Marking up code listings
I included several HTML and XML code samples in my writeup of how to mark up captioned figures, so I thought I should also explain how I mark up code listings.
The straightforward way to mark up source code in semantic HTML
is by employing a compound of <pre>
and <code>
which ends up looking like this:
<pre><code>
…source code goes here…
</code></pre>
Aside: It should be noted that the
existence of this HTML compound is why proposals for a code
microformat such as Anders
Conbere’s hCode get shot down — the answer to is
there a compound of XHTML elements that would work?
(one of
the questions
to ask before proceeding in the microformats
process) is an emphatic “yes.”
Now, this compound is pretty minimal — we know that the text inside is source code, but we don’t know anything interesting about it. Let’s see about enhancing it.

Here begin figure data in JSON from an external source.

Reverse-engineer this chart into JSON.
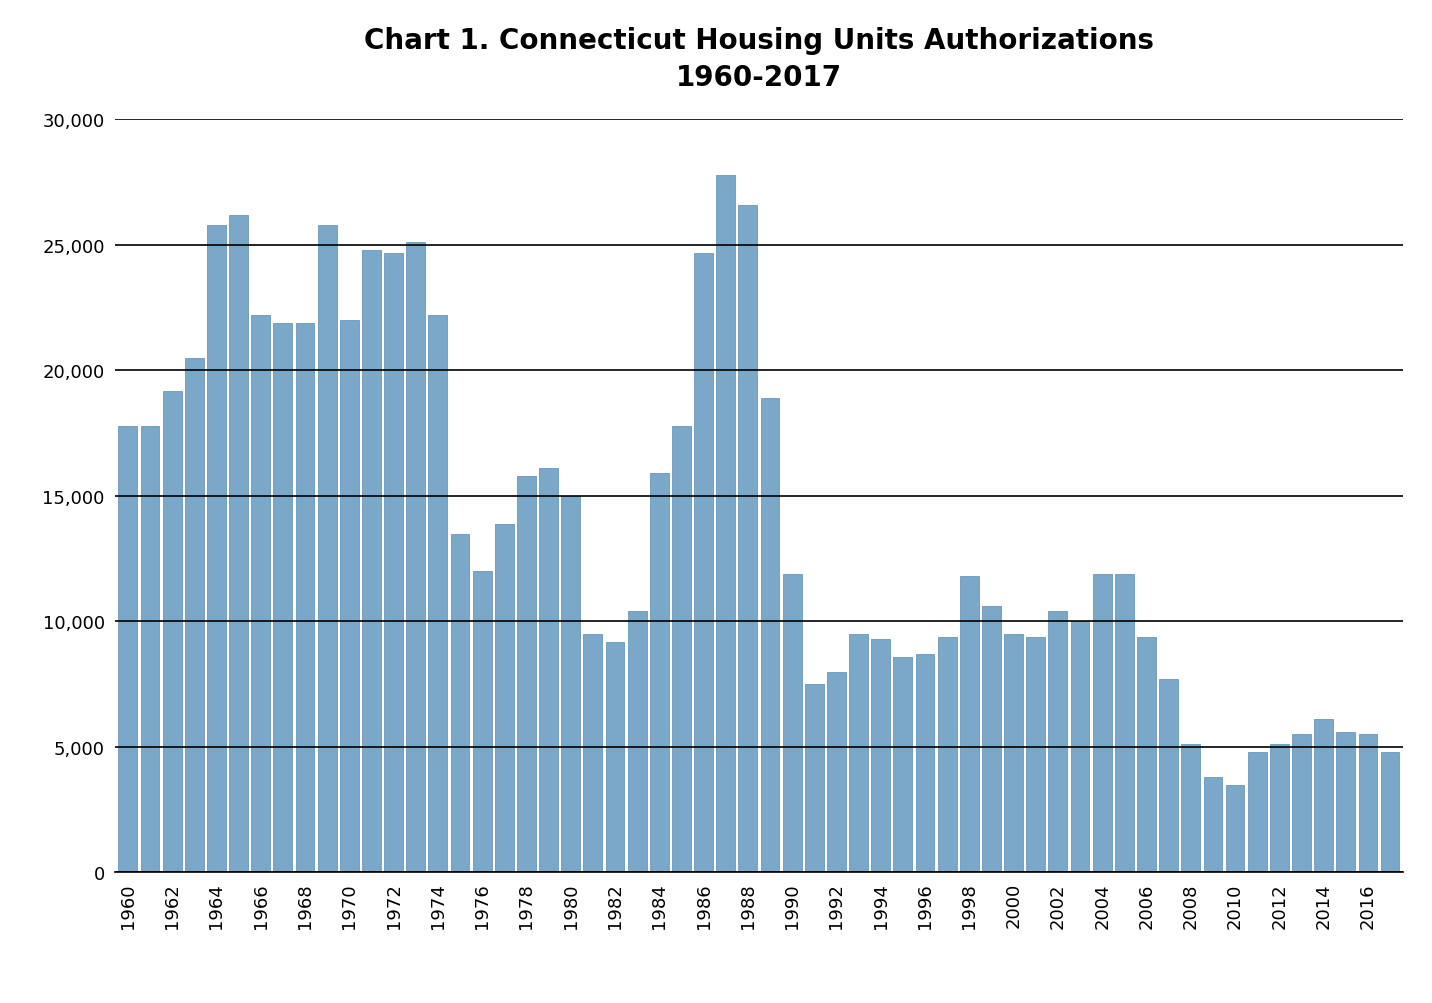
{
  "title": "Chart 1. Connecticut Housing Units Authorizations\n1960-2017",
  "years": [
    1960,
    1961,
    1962,
    1963,
    1964,
    1965,
    1966,
    1967,
    1968,
    1969,
    1970,
    1971,
    1972,
    1973,
    1974,
    1975,
    1976,
    1977,
    1978,
    1979,
    1980,
    1981,
    1982,
    1983,
    1984,
    1985,
    1986,
    1987,
    1988,
    1989,
    1990,
    1991,
    1992,
    1993,
    1994,
    1995,
    1996,
    1997,
    1998,
    1999,
    2000,
    2001,
    2002,
    2003,
    2004,
    2005,
    2006,
    2007,
    2008,
    2009,
    2010,
    2011,
    2012,
    2013,
    2014,
    2015,
    2016,
    2017
  ],
  "values": [
    17800,
    17800,
    19200,
    20500,
    25800,
    26200,
    22200,
    21900,
    21900,
    25800,
    22000,
    24800,
    24700,
    25100,
    22200,
    13500,
    12000,
    13900,
    15800,
    16100,
    15000,
    9500,
    9200,
    10400,
    15900,
    17800,
    24700,
    27800,
    26600,
    18900,
    11900,
    7500,
    8000,
    9500,
    9300,
    8600,
    8700,
    9400,
    11800,
    10600,
    9500,
    9400,
    10400,
    10000,
    11900,
    11900,
    9400,
    7700,
    5100,
    3800,
    3500,
    4800,
    5100,
    5500,
    6100,
    5600,
    5500,
    4800
  ],
  "bar_color": "#7ba7c9",
  "bar_edgecolor": "#5a8db5",
  "ylim": [
    0,
    30000
  ],
  "yticks": [
    0,
    5000,
    10000,
    15000,
    20000,
    25000,
    30000
  ],
  "background_color": "#ffffff",
  "title_fontsize": 20,
  "tick_fontsize": 13,
  "grid_color": "#000000",
  "grid_linewidth": 1.2
}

For my first baby-step past the basics, I indicate the
code’s language by putting a class onto the <code>
element:
<pre><code class="python">
…python source code goes here…
</code></pre>
There are several JavaScript-based automatic syntax highlighers
— such as Dan
Webb’s CodeHighlighter
— which operate directly on such language-labeled <pre><code>
blocks. A really simple
addition to the basic HTML compound can get you quite far. But
say you want to handle syntax highlighting yourself — what
should you do?
Syntax highlighting
Take this simple snippet of JavaScript:
var foo = 4;
We can introduce basic syntax highlighting of variables by using
the <var>
element:
<pre><code class="javascript">
var <var>foo</var> = 4;
</code></pre>
This is about as far as we can get without introducing our own semantics via custom classes.
So how should we choose what to highlight? What should we name the classes we create? As Jon Williams noted, our technique should take into account the wide variety of languages we might want to mark up — programming languages are but one such variety.
This is where Emacs comes in.
Emacs already knows how to syntax highlight pretty much every
language I’d like to post snippets of, and its mechanism for
doing so — font lock — maps disparate language
features onto reasonably semantically-named font
lock faces: builtin
, comment
,
constant
, function
,
keyword
, string
, type
,
and variable
, to name the key ones. These are
pretty good names to crib, and we can observe what names Emacs
attaches to different parts of code too.
To illustrate, here’s an example pulled from my ~/.cshrc
:
set complete=enhance
set ssh_hosts = `grep '^Host[ ][^*]' ~/.ssh/config | cut -c 6-`
complete ssh 'p/1/$ssh_hosts/'
# Aliases for pulling up a screen on each host
foreach host ($ssh_hosts)
alias $host "ssh -t $host screen -DR"
end
Here’s how you might mark that up:
<pre><code class="csh"><span class="builtin">set</span> <var>complete</var>=enhance
<span class="builtin">set</span> <var>ssh_hosts</var> = <span class="string">`grep '^Host[ ][^*]' ~/.ssh/config | cut -c 6-`</span>
complete ssh <span class="string">'p/1/$ssh_hosts/'</span>
<span class="comment"># Aliases for pulling up a screen on each host</span>
<span class="keyword">foreach</span> host ($<var>ssh_hosts</var>)
<span class="builtin">alias</span> $<var>host</var> <span class="string">"ssh -t $host screen -DR"</span>
<span class="keyword">end</span></code></pre>
Not only is Emacs a decent source of guidance on how to mark code up, it can also do most of the markup-writing heavy lifting for us. There are several tools of varying quality for automatically converting font locked Emacs buffers into equivalent HTML [1, 2, and 3], but I rolled something myself in about 50 lines of Emacs Lisp that Works For Me. I just select a region in some buffer and hit a keystroke: a marked-up version of the region gets dropped right into the clipboard for easy pasting.
The colors I use are from my Emacs color theme, color-theme-hober2.el.
CSS rules derived from color-theme-hober2.el.
pre code .keyword { color: #4682b4; }
pre code .type { color: #3cb371; }
pre code .function { color: #5f9ea0; }
pre code var { color: #ff6a6a; }
pre code .string { color: #fffacd; }
pre code .comment { color: #9932cc; }
pre code .preprocessor { color: #f0e68c; }
pre code .constant { color: #db7093; }
pre code .builtin { color: #f4a460; }
I’m hoping to write up a companion post over at Emacsen.org in which I detail the actual mechanics of the code, but I’m sufficiently busy these days that I doubt I’ll get to it in the near future.